The Cahuachi discovery follows the 2019 find from Cueva del Chileno in Bolivia, where organic residue analysis of a “1,000-year-old ritual bundle” revealed a slew of psychedelics: harmine, bufotenine, DMT, and possibly psilocin. The site was interpreted as the domain of “ritual specialists” who would cultivate “extraordinary states of consciousness.”

The “black drink” — not as widely known as peyote or ayahuasca — was traditionally thought to be a caffeinated tea made from yaupon holly (Ilex vomitoria). But another ingredient was lurking in the artifacts. In 2018, a number of shell cups and ritual vessels were sampled from various Mississippian sites in Arkansas and Oklahoma, each with a date of 1100-1700 AD. Chemical analysis confirmed the presence of atropine and scopolamine: alkaloids found in datura. One container bears the shape of an earth mother goddess, Old-Woman-Who-Never-Dies, who acted as a female guardian spirit in the Beneath World. It suggests the ritual use of datura “as a source of dreams through which women found and communicated with such spirits.”

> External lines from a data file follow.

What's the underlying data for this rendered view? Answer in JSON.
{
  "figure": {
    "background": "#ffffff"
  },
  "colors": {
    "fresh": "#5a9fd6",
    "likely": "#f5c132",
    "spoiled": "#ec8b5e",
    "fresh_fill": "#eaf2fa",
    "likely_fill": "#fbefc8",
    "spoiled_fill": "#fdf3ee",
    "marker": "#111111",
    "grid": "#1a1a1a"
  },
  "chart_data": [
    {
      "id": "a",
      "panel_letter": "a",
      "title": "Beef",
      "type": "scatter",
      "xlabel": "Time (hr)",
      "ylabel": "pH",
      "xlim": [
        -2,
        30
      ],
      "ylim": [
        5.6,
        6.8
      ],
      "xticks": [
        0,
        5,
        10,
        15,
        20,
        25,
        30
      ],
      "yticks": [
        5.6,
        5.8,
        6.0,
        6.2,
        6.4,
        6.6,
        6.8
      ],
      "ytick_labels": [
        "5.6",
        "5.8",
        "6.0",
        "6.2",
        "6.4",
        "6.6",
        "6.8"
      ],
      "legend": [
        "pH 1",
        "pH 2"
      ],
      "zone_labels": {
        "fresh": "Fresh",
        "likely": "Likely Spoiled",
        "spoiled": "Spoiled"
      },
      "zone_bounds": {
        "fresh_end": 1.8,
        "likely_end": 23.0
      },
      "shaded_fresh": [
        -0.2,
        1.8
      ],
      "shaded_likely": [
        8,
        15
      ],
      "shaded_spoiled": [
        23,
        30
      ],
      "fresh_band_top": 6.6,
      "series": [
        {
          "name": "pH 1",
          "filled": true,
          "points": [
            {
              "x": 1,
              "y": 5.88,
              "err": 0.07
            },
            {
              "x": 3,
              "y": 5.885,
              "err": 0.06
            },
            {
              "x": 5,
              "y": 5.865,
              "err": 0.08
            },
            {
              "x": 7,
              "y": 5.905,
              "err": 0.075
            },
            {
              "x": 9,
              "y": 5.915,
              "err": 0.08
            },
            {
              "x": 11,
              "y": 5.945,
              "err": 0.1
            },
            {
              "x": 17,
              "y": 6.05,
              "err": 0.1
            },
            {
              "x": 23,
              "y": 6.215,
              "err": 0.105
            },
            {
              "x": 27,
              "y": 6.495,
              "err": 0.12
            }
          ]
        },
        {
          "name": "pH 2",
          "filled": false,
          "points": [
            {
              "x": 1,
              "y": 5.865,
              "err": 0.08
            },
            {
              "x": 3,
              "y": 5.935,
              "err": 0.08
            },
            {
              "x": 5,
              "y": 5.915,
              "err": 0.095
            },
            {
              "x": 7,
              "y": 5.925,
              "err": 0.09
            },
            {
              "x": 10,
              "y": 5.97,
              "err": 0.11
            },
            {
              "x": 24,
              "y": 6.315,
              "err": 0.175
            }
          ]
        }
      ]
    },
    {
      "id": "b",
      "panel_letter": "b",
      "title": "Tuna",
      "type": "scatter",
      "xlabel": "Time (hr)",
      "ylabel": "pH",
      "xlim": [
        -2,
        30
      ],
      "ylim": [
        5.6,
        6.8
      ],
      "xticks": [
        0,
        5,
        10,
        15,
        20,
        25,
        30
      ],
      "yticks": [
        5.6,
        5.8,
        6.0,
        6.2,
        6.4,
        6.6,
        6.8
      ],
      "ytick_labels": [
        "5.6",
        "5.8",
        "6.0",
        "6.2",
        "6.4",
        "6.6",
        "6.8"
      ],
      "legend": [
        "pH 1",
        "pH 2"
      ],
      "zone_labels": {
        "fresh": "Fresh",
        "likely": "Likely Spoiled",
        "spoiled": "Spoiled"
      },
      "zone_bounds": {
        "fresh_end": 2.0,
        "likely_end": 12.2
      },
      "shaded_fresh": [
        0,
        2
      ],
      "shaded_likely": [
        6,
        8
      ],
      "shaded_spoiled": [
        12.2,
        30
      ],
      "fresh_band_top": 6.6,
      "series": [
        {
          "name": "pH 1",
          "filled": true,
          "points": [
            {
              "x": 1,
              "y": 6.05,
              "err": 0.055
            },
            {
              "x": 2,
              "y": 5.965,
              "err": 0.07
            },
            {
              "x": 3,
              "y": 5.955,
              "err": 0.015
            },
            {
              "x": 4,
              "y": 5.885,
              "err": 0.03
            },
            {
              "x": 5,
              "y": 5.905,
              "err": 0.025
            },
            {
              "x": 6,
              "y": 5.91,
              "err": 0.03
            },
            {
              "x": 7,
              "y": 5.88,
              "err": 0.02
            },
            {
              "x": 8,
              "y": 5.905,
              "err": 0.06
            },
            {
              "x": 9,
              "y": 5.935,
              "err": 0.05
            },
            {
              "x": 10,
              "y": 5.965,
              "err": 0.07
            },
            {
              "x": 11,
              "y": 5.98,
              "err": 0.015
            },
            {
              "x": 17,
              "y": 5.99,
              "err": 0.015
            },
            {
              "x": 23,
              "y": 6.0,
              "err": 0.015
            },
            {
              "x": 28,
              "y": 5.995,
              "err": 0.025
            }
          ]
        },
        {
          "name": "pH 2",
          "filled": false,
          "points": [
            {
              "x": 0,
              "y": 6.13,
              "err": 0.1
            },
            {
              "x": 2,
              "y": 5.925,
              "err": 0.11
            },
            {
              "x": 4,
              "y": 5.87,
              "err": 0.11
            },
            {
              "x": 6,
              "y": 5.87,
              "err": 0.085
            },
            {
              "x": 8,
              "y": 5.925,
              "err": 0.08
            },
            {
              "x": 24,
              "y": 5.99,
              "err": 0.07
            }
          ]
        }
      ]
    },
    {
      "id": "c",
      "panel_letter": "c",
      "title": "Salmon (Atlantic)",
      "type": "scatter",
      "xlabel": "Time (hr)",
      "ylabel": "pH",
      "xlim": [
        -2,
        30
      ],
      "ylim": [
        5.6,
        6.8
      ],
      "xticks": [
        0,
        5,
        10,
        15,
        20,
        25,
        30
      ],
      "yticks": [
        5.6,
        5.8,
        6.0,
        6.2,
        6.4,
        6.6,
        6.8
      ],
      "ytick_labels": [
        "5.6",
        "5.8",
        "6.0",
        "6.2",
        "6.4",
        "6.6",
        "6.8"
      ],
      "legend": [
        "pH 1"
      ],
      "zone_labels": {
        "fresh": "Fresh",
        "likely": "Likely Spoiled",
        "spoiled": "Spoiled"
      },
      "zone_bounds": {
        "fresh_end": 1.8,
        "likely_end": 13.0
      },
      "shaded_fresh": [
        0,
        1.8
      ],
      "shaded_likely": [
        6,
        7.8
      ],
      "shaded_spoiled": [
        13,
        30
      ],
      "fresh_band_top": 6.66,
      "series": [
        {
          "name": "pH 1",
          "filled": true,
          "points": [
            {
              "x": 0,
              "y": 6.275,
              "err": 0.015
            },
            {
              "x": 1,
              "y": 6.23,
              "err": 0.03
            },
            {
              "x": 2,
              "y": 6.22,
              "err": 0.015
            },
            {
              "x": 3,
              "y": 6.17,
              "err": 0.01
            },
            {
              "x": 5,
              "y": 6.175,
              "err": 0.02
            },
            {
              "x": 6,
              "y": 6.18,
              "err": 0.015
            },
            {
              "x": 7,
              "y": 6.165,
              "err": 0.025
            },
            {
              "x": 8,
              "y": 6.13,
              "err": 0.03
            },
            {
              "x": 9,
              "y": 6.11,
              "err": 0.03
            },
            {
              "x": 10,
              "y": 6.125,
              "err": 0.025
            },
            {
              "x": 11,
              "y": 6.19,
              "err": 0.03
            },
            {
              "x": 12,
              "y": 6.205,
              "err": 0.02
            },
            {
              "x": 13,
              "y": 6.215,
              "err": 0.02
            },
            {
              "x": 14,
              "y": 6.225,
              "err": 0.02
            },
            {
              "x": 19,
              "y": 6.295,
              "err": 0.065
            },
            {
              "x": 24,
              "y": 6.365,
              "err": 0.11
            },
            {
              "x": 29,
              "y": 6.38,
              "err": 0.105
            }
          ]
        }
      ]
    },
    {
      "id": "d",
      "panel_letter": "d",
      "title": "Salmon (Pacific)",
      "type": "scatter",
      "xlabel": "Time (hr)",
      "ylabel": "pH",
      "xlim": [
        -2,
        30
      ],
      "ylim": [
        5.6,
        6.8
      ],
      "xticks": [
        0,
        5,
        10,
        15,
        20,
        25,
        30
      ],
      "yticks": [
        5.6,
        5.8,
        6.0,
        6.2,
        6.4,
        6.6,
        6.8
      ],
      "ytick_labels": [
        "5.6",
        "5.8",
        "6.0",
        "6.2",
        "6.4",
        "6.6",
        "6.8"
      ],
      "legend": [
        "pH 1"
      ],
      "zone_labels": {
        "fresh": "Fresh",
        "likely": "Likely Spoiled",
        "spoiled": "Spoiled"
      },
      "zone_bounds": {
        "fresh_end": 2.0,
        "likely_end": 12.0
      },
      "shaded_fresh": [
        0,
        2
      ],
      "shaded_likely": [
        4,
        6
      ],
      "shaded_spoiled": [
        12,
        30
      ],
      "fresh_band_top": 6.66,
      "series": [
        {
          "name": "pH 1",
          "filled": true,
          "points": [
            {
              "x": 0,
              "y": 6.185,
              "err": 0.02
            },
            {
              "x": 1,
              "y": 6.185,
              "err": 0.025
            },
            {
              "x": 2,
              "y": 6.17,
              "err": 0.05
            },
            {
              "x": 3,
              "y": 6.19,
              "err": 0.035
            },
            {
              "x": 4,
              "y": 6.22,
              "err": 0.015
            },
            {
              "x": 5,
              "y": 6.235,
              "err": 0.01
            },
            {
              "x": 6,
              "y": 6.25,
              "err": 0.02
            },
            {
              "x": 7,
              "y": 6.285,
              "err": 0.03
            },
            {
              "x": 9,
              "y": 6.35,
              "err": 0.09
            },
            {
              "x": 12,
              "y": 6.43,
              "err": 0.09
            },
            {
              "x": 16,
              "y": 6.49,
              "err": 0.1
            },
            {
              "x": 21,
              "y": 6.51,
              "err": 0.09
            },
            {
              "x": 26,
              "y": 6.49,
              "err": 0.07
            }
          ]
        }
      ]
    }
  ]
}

Once again, the parallels to psychedelic ceremony worlds away in Africa and the Asia-Pacific cannot be ignored. Psychedelics are part and parcel of the universal religious heritage of humankind — East and West, North and South. They predate our species and, if we study the past as well as existing traditions, might redefine the way we understand ourselves, the planet and the cosmos.